The hospital's failure to maintain the medical gas warning alarm system in the Immediate Care unit placed all patients receiving care in that nursing unit in danger of injury, harm, or death because of the potential for undetected changes in the pressure of the oxygen, medical gases, and the vacuum system.


Findings include:

- The facility had 54 certified beds at the time of survey and a census of 42.

- The LSC inspector's complaint inspection completed on June 30, 2017 revealed the following findings regarding the medical gas warning alarm system in the Immediate/Pre and Post Operation nursing unit:


1. On 6/23/2017 at 10:59 am, the LSC inspector noticed the medical gas alarm panel had no display on the panel. The Maintenance supervisor indicated he was not aware the panel was not working.

2. On 6/26/2017 at 9:30 am, the LSC inspector again noticed no display on the medical gas alarm panel. At that time, the Chief Operating Officer and the Risk Manager revealed 12 surgeries had been scheduled and performed.

3. On 6/26/2017 at 9:35 am, Unit nurse A and B stated they had not noticed the panel was not working. The Maintenance supervisor indicated he was going to try to find the part that he believed was the problem-the panel power supply.

4. On 6/26/2017, between 10:15 am and Noon, the hospital's nursing staff moved all the patients out of the Immediate care unit to the Intensive Care Unit.

5. On 6/26/2017 at 12:16 pm, the LSC inspector of the state fire marshal's office notified the hospital's administration that the Centers for Medicare and Medicaid Services (CMS) identified this as an Immediate Jeopardy (a situation in which the provider's noncompliance with one or more requirements of participation has caused, or is likely to cause, serious injury, harm, impairment, or death to a patient/resident).

6. On 6/26/2017 at 2:35 pm, the Maintenance supervisor removed the old power supply box and replaced it with the delivered power supply.
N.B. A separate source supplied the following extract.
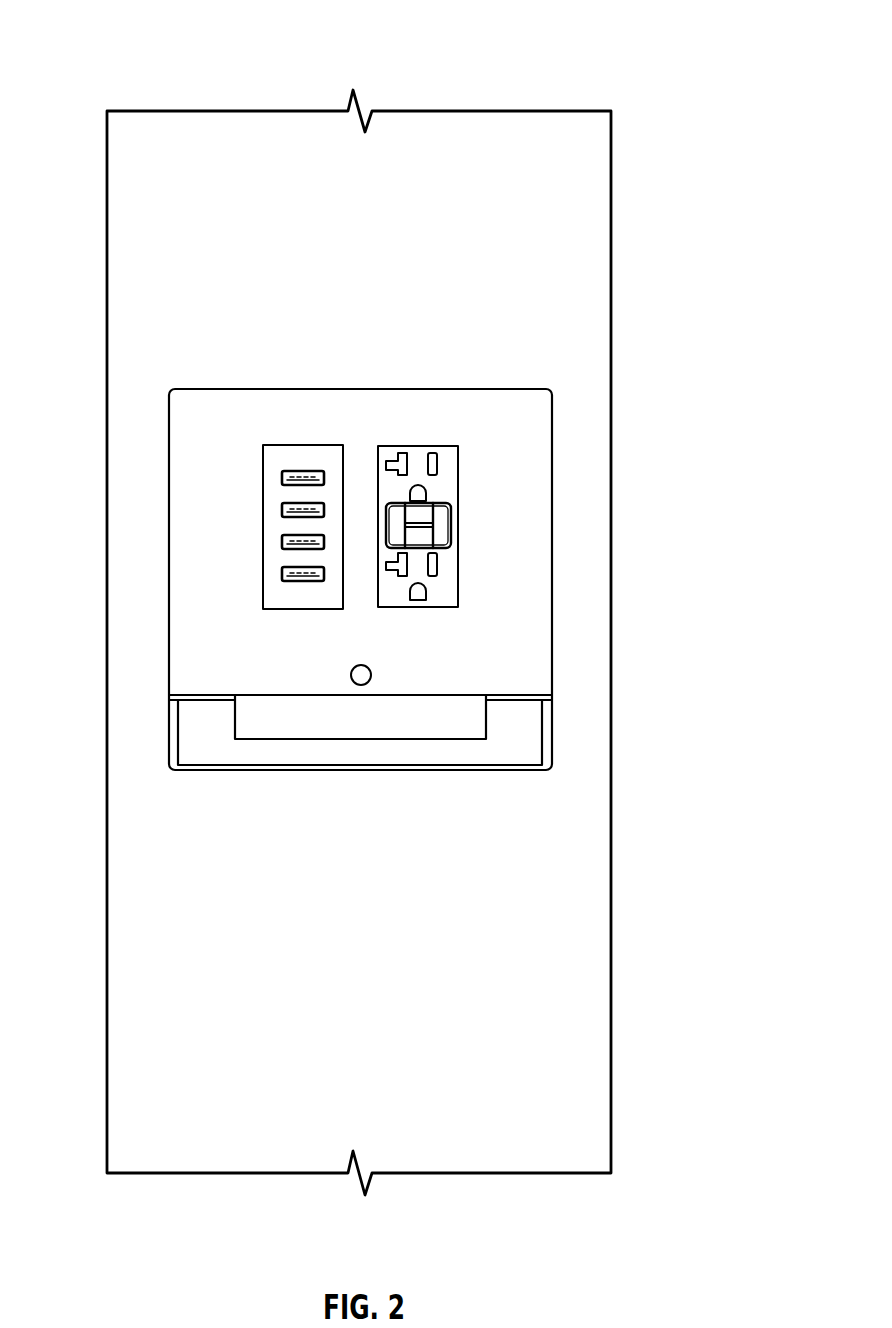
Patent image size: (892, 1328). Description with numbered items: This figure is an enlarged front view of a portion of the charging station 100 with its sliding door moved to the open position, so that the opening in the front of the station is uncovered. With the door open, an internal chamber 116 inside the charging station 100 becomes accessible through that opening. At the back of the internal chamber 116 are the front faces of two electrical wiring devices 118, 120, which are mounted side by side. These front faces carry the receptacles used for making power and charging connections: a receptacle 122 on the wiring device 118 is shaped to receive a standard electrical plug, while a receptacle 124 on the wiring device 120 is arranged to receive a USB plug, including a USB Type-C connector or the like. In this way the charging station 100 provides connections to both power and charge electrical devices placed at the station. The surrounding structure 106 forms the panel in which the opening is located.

The supervisor re-energized the medical gas alarm panel at 2:49 pm and the digital psi (pounds per square inch-an indicator of pressure) readout and the green high/low pressure indicators began working.
The maintenance supervisor tested the panel and it worked. The hospital removed the immediate jeopardy at that time.

7. On 6/26/2017 at 3:15 pm, the Chief Operating Officer stated that he had not been advised that the panel was not working until he received the phone call from the LSC inspector at 8:30 am this morning. The LSC inspector indicated he notified the Maintenance Supervisor on June 23, 2017 (3 days prior) that the medical gas alarm panel was not functioning.

8. On 6/22,/2017, the Maintenance supervisor acknowledged during documentation review with the LSC inspector that the hospital did not have a medical gas maintenance, inspection, or testing program in place.


Refer to the attached Life Safety Code complaint survey results dated 6/30/17 (ASPEN # OP2E21) for additional details and NFPA references.